Tuesday, January 20, 2009
Setting politics aside to savor a seminal moment
It started like any other morning. The TV was turned on as I was going through the daily routine. Then everything changed. As expected the news coverage was all over the upcoming inauguration, only this time the electricity was more real and organic and less manufactured. I was instantly captivated and enthralled. A sudden anticipation enveloped me that can only be described as the giddy feelings that precede the rush down the stairs on Christmas morning or the hours before departing on your dream vacation. I dropped my morning work plans and started to anxiously pace around the living room listening and watching the coverage.

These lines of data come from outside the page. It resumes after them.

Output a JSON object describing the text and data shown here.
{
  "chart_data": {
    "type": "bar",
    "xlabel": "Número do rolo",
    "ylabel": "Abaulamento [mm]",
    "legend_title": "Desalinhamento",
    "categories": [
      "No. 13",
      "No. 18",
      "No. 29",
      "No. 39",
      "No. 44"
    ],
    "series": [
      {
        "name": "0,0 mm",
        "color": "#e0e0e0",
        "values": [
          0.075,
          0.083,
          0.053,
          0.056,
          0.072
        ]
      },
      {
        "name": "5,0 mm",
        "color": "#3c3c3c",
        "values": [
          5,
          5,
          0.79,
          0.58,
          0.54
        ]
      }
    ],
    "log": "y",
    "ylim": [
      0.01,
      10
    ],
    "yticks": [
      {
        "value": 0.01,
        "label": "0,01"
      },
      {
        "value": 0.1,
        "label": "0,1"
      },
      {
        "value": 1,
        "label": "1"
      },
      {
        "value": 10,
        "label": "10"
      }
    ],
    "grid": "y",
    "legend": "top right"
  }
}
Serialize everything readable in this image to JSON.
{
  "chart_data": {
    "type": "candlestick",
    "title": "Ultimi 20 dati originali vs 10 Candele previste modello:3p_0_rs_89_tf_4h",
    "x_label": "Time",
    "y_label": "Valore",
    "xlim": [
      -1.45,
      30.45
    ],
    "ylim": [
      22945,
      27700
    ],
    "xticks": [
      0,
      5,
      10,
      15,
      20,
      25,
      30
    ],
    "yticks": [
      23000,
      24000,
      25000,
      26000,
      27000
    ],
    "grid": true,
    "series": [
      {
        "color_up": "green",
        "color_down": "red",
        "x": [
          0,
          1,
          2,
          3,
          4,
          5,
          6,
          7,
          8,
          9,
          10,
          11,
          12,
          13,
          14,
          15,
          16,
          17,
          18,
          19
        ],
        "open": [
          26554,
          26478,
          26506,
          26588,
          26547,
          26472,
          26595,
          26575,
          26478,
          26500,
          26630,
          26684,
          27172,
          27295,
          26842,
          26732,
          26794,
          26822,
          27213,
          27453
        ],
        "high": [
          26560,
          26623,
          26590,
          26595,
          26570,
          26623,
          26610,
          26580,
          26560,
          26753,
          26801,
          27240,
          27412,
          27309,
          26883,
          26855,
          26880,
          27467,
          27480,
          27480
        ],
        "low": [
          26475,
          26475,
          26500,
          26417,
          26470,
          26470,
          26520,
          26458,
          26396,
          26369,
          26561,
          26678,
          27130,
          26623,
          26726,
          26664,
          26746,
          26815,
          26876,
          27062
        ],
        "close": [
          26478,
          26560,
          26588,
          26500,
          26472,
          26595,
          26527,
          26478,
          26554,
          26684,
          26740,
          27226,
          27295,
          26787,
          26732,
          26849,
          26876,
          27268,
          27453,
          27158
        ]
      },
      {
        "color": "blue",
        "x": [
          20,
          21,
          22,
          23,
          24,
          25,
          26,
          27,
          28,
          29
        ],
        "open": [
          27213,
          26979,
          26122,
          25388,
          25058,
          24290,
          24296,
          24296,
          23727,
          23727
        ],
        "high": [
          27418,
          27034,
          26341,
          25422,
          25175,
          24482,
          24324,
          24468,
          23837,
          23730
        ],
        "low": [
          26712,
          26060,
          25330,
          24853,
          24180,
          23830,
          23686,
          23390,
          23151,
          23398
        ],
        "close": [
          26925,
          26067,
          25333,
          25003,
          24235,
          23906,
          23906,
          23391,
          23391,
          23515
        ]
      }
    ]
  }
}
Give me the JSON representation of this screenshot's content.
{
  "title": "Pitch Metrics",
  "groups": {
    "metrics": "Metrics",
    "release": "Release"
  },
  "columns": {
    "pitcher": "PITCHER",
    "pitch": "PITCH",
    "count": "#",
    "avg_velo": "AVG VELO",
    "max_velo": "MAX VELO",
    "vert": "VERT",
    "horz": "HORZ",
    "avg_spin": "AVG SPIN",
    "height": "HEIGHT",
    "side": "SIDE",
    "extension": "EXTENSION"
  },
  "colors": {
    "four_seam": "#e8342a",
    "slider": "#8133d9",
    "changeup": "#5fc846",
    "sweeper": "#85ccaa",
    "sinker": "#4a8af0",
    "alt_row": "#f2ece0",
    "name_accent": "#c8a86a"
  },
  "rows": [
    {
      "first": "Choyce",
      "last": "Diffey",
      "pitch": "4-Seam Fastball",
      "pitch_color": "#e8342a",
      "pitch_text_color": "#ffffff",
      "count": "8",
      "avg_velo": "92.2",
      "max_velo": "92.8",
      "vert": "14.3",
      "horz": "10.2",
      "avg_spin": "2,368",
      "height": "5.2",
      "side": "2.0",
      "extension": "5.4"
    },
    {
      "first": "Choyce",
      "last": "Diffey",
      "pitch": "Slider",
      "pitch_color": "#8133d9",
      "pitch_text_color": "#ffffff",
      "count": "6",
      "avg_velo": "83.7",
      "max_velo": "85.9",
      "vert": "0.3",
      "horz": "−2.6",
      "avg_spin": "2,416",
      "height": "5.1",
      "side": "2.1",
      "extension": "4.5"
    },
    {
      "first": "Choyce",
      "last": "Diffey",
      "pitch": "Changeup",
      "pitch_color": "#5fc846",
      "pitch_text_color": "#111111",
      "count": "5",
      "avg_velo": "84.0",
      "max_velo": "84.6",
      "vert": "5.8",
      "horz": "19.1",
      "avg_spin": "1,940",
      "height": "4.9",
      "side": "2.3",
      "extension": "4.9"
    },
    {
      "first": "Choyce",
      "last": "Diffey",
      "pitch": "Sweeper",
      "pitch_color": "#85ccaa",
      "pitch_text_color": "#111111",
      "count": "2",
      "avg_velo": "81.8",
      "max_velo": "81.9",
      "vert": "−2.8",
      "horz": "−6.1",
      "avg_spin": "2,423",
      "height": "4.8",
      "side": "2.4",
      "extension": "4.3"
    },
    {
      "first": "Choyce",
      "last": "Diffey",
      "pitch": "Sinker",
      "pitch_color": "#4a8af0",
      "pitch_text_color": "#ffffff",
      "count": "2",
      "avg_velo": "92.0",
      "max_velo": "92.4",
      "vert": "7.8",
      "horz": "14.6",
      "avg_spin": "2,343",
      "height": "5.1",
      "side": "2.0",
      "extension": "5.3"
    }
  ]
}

Is this odd? I didn't vote for Mr. Obama. Most of my political views do not correspond with what he proposed on the campaign trail. I still have my doubts about his ability to live up to the "messiah-like" expectations that the media and country have placed upon his shoulders. I wonder about the direction that he will take this country. But.....this morning none of that mattered. The traditional partisan spirit was suspended, at least temporarily, and we- the whole Nation- was experiencing a rare and incredibly positive moment together.
The feelings felt this morning transcend one person, narrow ideologies, or the Washington DC that we are normally fed on the evening news. The pride and humility felt this morning were based on a system of government that has stood the test of time. The feeling that knowing that your nation doesn't rest on one person or party; knowing that this system still is able to work despite the chaos that swirls around. I know that the rest of the world watched in envy as a deeply divided and bruised country came together to peacefully and seamlessly pass the torch of leadership on to a new regime.
It was a collectively cathartic moment for the nation as we saw President Bush welcome President Obama to the White House. At this moment there was no rancor but only a sense that we can appreciate a nation that can have two very different people at its helm. I really feel that both men have our best interests at heart. We have been given the great gift to start anew, a tabula rasa that can effectively destroy the partisan gridlock that is endemic in DC and get people working towards solutions and not payoffs. There is a palpable sense of goodwill and both sides need to seize it and move towards solutions that are less motivated by polls and interest groups.
There were also some incredibly candid and humanizing moments. I was amused when I saw Bush Sr. slap a Marine as he walked by him. I smiled when President Obama stumbled in repeating the Oath of Office. Our system is what is to be lauded and what is to be eternal. We are merely stewards to these noble ideals....and we are mortals and prone to human mistakes. Through it all there were smiles all around. Even President Obama was able to chuckle at his mistakes in following the incredibly formal protocol.
The speech was brillant. It addressed our current struggles but wasn't mired in policy detail. It was conveyed with the calm confidence that got this man elected. It spoke of unity and was driven with a strong sense of purpose. He spoke of the strides this country has made regarding the Civil Rights movement without making his speech and candidacy be solely about Civil Rights. He is bigger then one group or cause.
After the speech more formality and procedures. It seems like we have enough strange traditions and protocols to make ancient Rome look like a backyard barbecue. Quirky? Yes! But I'm glad we have these traditions. They are reminders of what we have come from. They should keep us grounded.
I had to get back to work and my day to day responsibilities. But I am forever grateful that I took the time to witness this event. I am once again reminded of the absolute blessing it is to live in this great nation. That in spite of all that divides us there is still a very strong common thread that keeps us together. We are a great nation and it is time for us to wake up again and reclaim our potential.